I know, personally, how it feels to be homeless. I lived on the streets of Bremerton for three years, much of it while reeling from the effects of depression — having lost everything that had “defined” me after a major business failure — my waterfront home, possessions, friends, spousal and family relations. I was lucky I still had an old, used van to sleep in at night, and the company of my 10-pound dog, Willow.

Tent cities offer at least some of that same kind of potential mutual compassion and companionship. Opening additional tent cities is not a final answer toward solving the problems of homelessness, but they are a good first step in getting there.

Getting families, teenagers, chronically homeless men and women into their “own” homes or apartments, stimulating the business environment to create more living-wage jobs, offering accessible counseling and assistance to help the homeless restore their financial footing: These are all important next steps. And so is fostering a change in public attitude toward homelessness by promoting the American ideal that everyone deserves human dignity, honor and respect.

Small tent cities of 30 to 40 people are much better than larger ones. A small tent city can leave enough space between tents to allow for some privacy, has less trash to be handled, doesn’t overwhelm local bathroom facilities, and makes it much easier for social service agencies to provide food, health care and support for the many things people need to survive.

A small tent city can be a place where miracles can happen, through mutual kindness and compassion. It can be a place where local neighbors can visit and learn that the homeless are no different from themselves — other than not having a warm, permanent place to call “home.”

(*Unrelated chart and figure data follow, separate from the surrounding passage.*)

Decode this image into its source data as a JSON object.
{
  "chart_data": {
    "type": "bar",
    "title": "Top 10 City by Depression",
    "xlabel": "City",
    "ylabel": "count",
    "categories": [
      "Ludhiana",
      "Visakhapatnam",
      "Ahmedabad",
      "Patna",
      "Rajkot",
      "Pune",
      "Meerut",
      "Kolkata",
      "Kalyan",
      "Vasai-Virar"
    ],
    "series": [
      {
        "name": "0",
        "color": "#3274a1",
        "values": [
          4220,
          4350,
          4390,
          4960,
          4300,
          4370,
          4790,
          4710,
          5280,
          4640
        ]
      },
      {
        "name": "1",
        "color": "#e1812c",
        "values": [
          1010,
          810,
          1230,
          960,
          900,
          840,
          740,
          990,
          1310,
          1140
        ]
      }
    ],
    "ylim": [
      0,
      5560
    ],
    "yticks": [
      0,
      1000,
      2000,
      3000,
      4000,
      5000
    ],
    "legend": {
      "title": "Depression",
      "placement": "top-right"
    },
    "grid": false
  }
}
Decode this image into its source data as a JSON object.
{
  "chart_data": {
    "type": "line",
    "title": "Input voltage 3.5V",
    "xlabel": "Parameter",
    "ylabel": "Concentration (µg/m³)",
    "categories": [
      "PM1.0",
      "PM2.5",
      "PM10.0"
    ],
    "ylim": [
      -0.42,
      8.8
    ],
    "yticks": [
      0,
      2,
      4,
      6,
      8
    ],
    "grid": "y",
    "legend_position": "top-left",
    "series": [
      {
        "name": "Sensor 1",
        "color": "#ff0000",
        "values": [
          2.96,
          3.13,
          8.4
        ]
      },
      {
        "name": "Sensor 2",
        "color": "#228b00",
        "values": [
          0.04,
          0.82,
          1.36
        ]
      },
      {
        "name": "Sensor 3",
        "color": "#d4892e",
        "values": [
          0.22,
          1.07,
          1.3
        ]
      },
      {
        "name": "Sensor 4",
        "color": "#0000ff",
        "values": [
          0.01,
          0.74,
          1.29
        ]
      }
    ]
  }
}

A small tent city can be a place where caring people come to bring clean clothes, new socks, toys for the homeless children, diapers, towels and soaps, and so many things the homeless need.

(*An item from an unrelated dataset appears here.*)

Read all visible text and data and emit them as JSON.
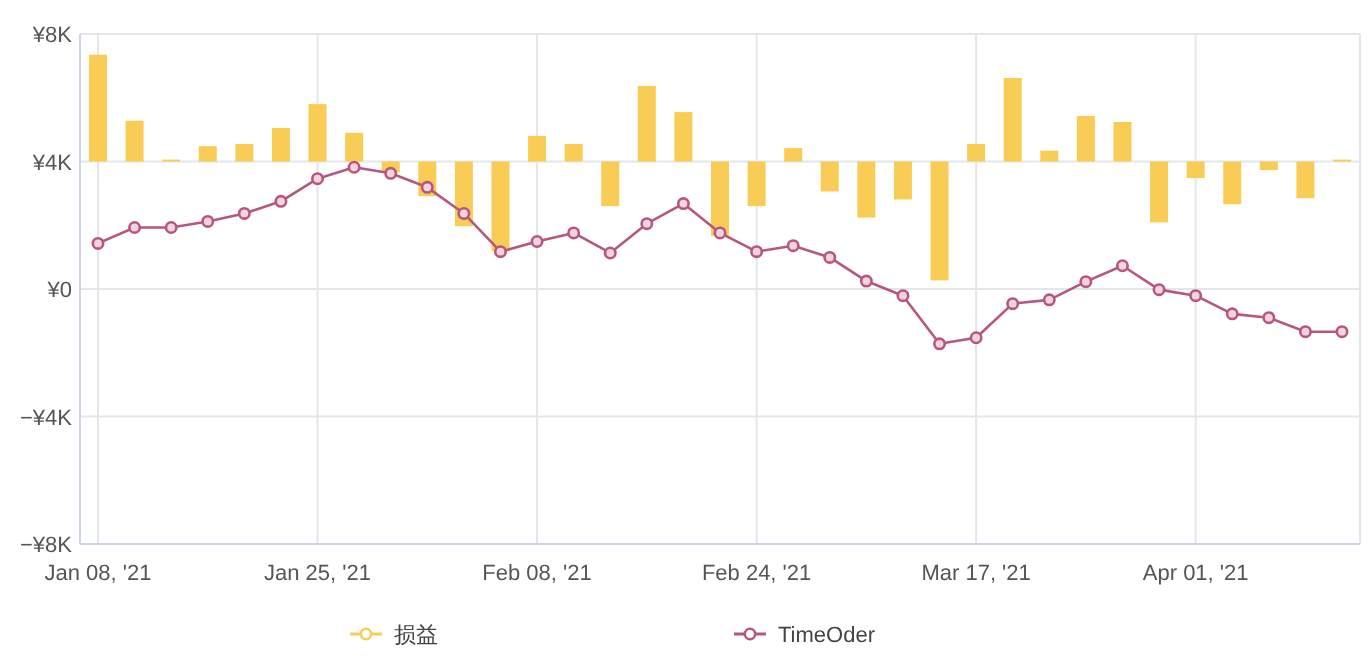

It can be a place where enterprising people, or employers, can come to search for people they can put to work. It can be a place where someone who has a spare room, or even an old, empty rental home, can go to find a family that needs a roof over their heads and a way to get back on their feet.

There are homeless babies, huddled with their families against the cold, living in cars, for whom a tent city can be a welcome relief. There are homeless veterans who, having given deeply for their country, are due a deep honor from the nation they served. They would gladly keep the peace in their tent city neighborhood.

Please understand, however, what a tent city is not. It is not a place to send people so they are permanently out of sight and out of mind. At best, it is a temporary stopgap solution to a homeless person’s most pressing problems. Homelessness is like a cancer that slowly eats away at the dreams and hopes of many of our dearest fellow citizens and street-bound neighbors.

Lastly, a tent city is a place where you, yourself, can reach out with compassion and help someone. You can be part of a miracle for a homeless teenager, individual or family, if you wish. I know “street angels” are among us — I’ve met many of them. I guarantee that, if you try, you would feel as though you’ve done something significant, which you would remember and cherish for all the days of the rest of your life.

There is also the “fear factor” of being around the homeless. But once neighbors take time to visit a tent city and meet the people, the fear goes away.

If you want to do something special, go to a tent city and find someone who is having a birthday. Get the person a present, or a card. It may have been many years since they have been honored in this fashion.

While no one holds a “magic wand” to end homelessness altogether, we can, working together, alleviate it significantly. It is up to each of us to find a way to make our cities and nation a better place to live, for everyone — and to make of our lives a gift for others, and to enjoy the gifts they offer to us.